Mette Winckelmann herself believes that the root of her obsession – the slightly vicious, masochistic dividing up of surfaces into quadrangles, triangles and circles that has characterised her work for years – lies within her ingrained desire to split things up. It is a desire to set free and release, for example releasing a shirt from its shape, taking the material back to something reminiscent of its past form or something else completely as in her 2008 work “What is Left of A Man’s Shirt?” Here, all of the component parts of a man’s shirt have been abstractly cut out of a blue fabric which then forms the background of the work. Both body and machine are in dialogue with one another, and the two are integrated in a new context. Things are freed from themselves. Even the work itself as an original is released from the hierarchical position – thinking of the double-works – and is represented as palpably tactile, artistic surfaces, which at times greedily take over the space around them.

“When the picture is successful it spreads itself throughout the room, beyond the confines of its own frame”, explains Winckelmann.
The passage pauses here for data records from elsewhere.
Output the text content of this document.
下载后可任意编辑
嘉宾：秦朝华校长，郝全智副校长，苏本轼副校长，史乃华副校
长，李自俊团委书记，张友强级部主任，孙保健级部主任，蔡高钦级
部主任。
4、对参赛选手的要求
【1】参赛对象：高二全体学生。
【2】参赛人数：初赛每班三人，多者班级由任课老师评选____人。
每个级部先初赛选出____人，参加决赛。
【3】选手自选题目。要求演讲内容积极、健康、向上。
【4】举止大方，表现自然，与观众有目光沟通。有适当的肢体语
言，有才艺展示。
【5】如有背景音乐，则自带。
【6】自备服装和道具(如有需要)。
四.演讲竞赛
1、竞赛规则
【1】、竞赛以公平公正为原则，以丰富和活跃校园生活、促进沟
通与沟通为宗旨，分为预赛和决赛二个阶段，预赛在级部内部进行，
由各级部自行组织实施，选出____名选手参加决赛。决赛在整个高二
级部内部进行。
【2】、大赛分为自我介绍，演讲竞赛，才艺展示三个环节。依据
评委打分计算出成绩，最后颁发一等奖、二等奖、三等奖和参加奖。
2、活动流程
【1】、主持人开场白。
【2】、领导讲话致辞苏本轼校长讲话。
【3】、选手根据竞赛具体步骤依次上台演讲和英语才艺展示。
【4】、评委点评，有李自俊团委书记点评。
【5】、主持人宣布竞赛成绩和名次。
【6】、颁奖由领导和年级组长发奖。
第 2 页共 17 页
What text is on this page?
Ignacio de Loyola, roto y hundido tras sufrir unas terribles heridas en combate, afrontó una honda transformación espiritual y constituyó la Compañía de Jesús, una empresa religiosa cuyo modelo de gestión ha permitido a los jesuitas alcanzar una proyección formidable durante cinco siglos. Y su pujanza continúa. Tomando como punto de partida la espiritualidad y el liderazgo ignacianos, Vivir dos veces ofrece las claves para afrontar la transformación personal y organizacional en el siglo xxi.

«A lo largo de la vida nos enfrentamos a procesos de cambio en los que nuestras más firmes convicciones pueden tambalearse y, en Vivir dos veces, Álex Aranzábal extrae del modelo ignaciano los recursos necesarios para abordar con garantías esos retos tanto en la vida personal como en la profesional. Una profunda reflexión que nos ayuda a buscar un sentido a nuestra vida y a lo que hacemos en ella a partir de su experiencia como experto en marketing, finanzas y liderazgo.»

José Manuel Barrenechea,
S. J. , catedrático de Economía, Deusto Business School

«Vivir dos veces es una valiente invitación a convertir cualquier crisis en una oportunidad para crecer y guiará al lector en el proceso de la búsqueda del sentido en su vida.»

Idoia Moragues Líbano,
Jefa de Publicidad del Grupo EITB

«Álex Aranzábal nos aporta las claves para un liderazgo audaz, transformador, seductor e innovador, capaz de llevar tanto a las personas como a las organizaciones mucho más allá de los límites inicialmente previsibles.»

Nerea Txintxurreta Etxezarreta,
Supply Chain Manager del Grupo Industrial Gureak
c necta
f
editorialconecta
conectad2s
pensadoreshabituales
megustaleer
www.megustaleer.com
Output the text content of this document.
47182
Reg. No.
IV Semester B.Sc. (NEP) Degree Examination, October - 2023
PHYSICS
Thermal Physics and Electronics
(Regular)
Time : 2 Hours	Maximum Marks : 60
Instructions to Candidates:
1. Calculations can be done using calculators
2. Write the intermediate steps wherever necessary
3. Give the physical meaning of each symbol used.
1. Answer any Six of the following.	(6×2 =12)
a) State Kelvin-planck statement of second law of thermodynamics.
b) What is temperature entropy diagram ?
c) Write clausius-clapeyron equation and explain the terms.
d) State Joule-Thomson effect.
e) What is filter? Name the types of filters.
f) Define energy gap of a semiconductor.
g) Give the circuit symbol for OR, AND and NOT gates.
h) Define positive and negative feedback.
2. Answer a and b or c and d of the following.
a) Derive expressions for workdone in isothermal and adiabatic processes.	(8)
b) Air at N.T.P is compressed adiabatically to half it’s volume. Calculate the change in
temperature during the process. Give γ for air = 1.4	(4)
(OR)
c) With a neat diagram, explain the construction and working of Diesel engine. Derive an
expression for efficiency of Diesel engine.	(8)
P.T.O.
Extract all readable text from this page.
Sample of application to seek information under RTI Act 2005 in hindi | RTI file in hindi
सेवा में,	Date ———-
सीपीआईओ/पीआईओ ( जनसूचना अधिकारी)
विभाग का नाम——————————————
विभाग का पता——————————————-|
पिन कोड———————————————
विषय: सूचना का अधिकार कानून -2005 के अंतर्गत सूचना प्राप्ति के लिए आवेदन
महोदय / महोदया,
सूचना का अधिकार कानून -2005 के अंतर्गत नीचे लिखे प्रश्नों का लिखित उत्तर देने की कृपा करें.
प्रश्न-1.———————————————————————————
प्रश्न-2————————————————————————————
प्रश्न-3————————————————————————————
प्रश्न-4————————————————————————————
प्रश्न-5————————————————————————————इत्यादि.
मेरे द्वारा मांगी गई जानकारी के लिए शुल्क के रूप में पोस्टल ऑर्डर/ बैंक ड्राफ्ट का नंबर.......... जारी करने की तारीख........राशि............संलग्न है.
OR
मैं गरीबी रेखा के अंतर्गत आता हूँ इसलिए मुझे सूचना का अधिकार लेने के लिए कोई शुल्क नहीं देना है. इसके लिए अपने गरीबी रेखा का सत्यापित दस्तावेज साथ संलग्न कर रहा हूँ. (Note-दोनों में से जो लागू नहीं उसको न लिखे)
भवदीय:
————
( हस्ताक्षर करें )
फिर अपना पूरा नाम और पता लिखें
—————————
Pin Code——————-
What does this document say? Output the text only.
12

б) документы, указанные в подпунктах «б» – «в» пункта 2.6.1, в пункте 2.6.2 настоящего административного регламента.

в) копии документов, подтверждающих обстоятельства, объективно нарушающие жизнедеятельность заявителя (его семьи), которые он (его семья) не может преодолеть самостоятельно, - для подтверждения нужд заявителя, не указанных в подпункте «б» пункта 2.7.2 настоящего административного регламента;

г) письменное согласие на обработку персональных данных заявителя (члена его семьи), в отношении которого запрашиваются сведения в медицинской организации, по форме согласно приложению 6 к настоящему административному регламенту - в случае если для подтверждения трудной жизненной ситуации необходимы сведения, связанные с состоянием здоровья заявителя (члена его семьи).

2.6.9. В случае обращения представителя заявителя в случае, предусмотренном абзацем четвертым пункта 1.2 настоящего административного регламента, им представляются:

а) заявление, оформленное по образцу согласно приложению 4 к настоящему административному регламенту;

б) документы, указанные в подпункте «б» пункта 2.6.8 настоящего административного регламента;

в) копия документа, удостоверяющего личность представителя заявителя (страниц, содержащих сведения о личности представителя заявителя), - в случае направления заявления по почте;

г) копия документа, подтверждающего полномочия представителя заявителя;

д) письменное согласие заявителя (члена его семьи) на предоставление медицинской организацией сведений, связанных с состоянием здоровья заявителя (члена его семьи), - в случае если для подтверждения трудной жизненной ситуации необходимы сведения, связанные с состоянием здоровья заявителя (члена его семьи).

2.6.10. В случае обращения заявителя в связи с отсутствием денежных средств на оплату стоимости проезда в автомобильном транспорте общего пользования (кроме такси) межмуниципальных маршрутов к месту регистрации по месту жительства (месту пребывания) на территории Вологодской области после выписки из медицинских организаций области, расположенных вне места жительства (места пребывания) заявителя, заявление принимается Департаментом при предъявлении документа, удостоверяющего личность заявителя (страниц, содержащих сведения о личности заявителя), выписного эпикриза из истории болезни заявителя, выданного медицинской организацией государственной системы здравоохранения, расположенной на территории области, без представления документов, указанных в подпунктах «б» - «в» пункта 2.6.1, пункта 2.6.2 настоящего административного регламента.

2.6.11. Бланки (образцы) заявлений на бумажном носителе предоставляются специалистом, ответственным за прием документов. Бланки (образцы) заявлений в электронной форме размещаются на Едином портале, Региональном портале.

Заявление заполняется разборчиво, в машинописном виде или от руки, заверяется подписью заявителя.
The artistic element of this for her lies in the division of space, canvases, surfaces, pieces of fabric, and putting these together again and creating new layers. On rare occasions, she deliberately finishes off a work with a one-sided pattern at the edge of the frame or in time. She usually allows a pattern to appear as if it extends beyond the edge of the work, giving us the impression that we are only able to see one small bit of it, as in the 2011 work “Carpet of Every Moment”. The cut of the axes of this work lie outside the frame, and its intricate pattern appears completely unfathomable. What a level of optical vertigo an artwork would really evoke if it really did continue on forever into infinity. Several of the works and objects created by Winckelmann possess a spiritual, perhaps liberating, visual and emotional effect. Not least, her works suggest an unending and non-hierarchical space: a sanctuary. “Crosses and Losses” from 2012 is a work that has inherited its title from a patchwork block and consists of pastel-coloured shirt swatches organised in a simple grid, yet touched by an external event, hand or order whose almost ephemeral traces (hints of black lines) merely suggest a block, a weave, that extends way beyond the surface of the work.

What does a square mean in relation to a circle? If triangles, squares and circles in themselves have a meaning – or moreover take on a meaning when seen or understood as part of a patchwork, pattern or artistic context – what are the intimate relationships between the parts? And what does this mean for the work in its entirety?

“I’ve always had a natural relationship to mathematics and systems. Both as a child and as an adult, I’ve studiet and felt drawn to these shapes, and I’ve always considered them to be completely fundamental factors for body and spirit. In their ideological construction, triangles, squares and other geometric shapes represent a language or a family, who because of each other justify or explain the existence of each other. At the same time, each is a symbol of very different phenomena and a recognisable body which conveys something special. The geometric shapes have an outline that we with our human bodies also physically relate to. I’ve worked with fabric for as long as I’ve been drawing, since childhood, and I’ve had the same desire to split things up whether these things be long rolls of fabric, discarded jeans, or a picture where the lines have been dissolved by an undefined motif. I wasn’t aware of it myself, but when I went to art school at the age of 18 and heard that the others just saw a bunch of lines whereas I saw a clearly coherent drawing, I began to become aware of my way of looking at things and my special interest in that which has been dissolved or opened up.”